ADCB recognised the trend towards international banks reducing capacity in the region some years ago, and moved to establish a series of strong banking partnerships and alliances to deliver full service UAE banking to many of the world’s major banks, and specifically to their clients. The establishment of representative offices in London and Singapore further supports this approach. ADCB seeks to provide a brand presence to these significant investor markets, and to complement and support these clients – and their banks - without duplicating or competing with ‘home market’ providers. In turn, these major banks can increasingly depend on ADCB’s own home market strengths, delivered in partnership and offering a full suite of products and services which would be expensive and inefficient for overseas providers to seek to replicate. In short, we aim to create a connected, ‘best of both worlds’ proposition which best meets the needs of our mutual international client.

Modus operandi and differentiation

ADCB’s representative offices are extensions of the group wholesale banking division, and serve as market ‘anchors’ to develop trade and inward investment from corporate and institutional names. These offices engage directly in business development in both London and Singapore, and indeed their respective regional hinterlands as strong regional hubs for many international names. The representative offices typically engage their respective markets with a three-pronged focus:

  • To promote and provide home market institutions with cash and clearing services for their client business in the UAE;
  • To connect corporate and institutional clients to ADCB’s risk management capabilities in trade (e.g., to manage risk to the bank, country and buyer in export transactions);
  • To support corporates investing and transacting in the UAE with a full range of transactional banking and account services.

In recent years, ADCB has won significant volumes of new accounts from its primary banking partners which have been handled by dedicated specialist teams exclusively assigned to executing client instructions. Increasingly we are looking to extend this capability to a more collaborative approach with these banking partners, adding more value earlier in the client journey. For example, over the last two years, ADCB has hosted a series of inbound trade missions working with Santander’s clients and prospects to explore opportunities and to introduce them to UAE importers, distributors and potential buyers.

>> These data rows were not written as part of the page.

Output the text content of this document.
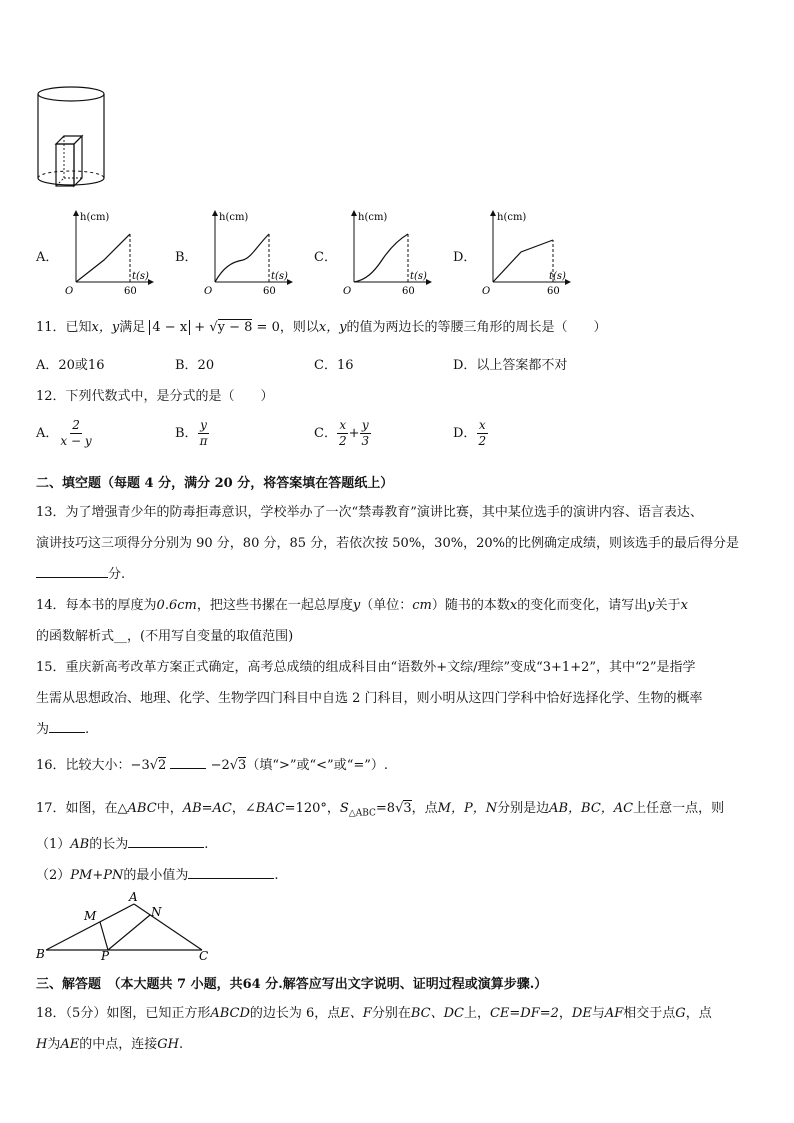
A．
h(cm)
t(s)
O	60
B．
h(cm)
t(s)
O	60
C．
h(cm)
t(s)
O	60
D．
h(cm)
t(s)
O	60
11．已知x，y满足 4 − x + √y − 8 = 0，则以x，y的值为两边长的等腰三角形的周长是（　　）
A．20或16	B．20	C．16	D．以上答案都不对
12．下列代数式中，是分式的是（　　）
A． $\frac{2}{x - y}$	B． $\frac{y}{\pi}$	C． $\frac{x}{2} + \frac{y}{3}$	D． $\frac{x}{2}$
二、填空题（每题 4 分，满分 20 分，将答案填在答题纸上）
13．为了增强青少年的防毒拒毒意识，学校举办了一次“禁毒教育”演讲比赛，其中某位选手的演讲内容、语言表达、
演讲技巧这三项得分分别为 90 分，80 分，85 分，若依次按 50%，30%，20%的比例确定成绩，则该选手的最后得分是
分.
14．每本书的厚度为0.6cm，把这些书摞在一起总厚度y（单位：cm）随书的本数x的变化而变化，请写出y关于x
的函数解析式__，(不用写自变量的取值范围)
15．重庆新高考改革方案正式确定，高考总成绩的组成科目由“语数外+文综/理综”变成“3+1+2”，其中“2”是指学
生需从思想政冶、地理、化学、生物学四门科目中自选 2 门科目，则小明从这四门学科中恰好选择化学、生物的概率
为	.
16．比较大小：−3√2	−2√3（填“>”或“<”或“=”）.
17．如图，在△ABC中，AB=AC，∠BAC=120°，$S_{\triangle ABC}=8√3$，点M，P，N分别是边AB，BC，AC上任意一点，则
（1）AB的长为	.
（2）PM+PN的最小值为	.
A
B	C
M	N
P
三、解答题　（本大题共 7 小题，共64 分.解答应写出文字说明、证明过程或演算步骤.）
18．（5分）如图，已知正方形ABCD的边长为 6，点E、F分别在BC、DC上，CE=DF=2，DE与AF相交于点G，点
H为AE的中点，连接GH.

Each mission typically comprises 10-12 prospect clients in the UAE each year and creates a model for supporting many more prospect clients remotely or indeed ‘virtually’. For example, our Chief Economist has presented directly to the offices of prospective UK clients via weblink. This has often covered much of the initial ‘fact finding’ we might typically offer during early phases of a trade mission and thus allows our visiting delegates to spend time more productively with ADCB clients much earlier in the programme. This approach is scalable and low cost, and has been very well received by prospective clients evaluating the UAE and the wider region as a potential new market.

We have also established and resourced a dedicated multinational corporation (MNC) unit in the coverage team with a cosmopolitan international team of market specialists. This unit offers dedicated expertise in selected markets where we see significant scale of inward investment, e.g., China, S Korea, India and the UK. Country specialists engage directly with prospective clients, with their ‘house’ bankers in their home country, and with the ADCB representative offices where appropriate, to map out the opportunities and support client planning for growth and investment.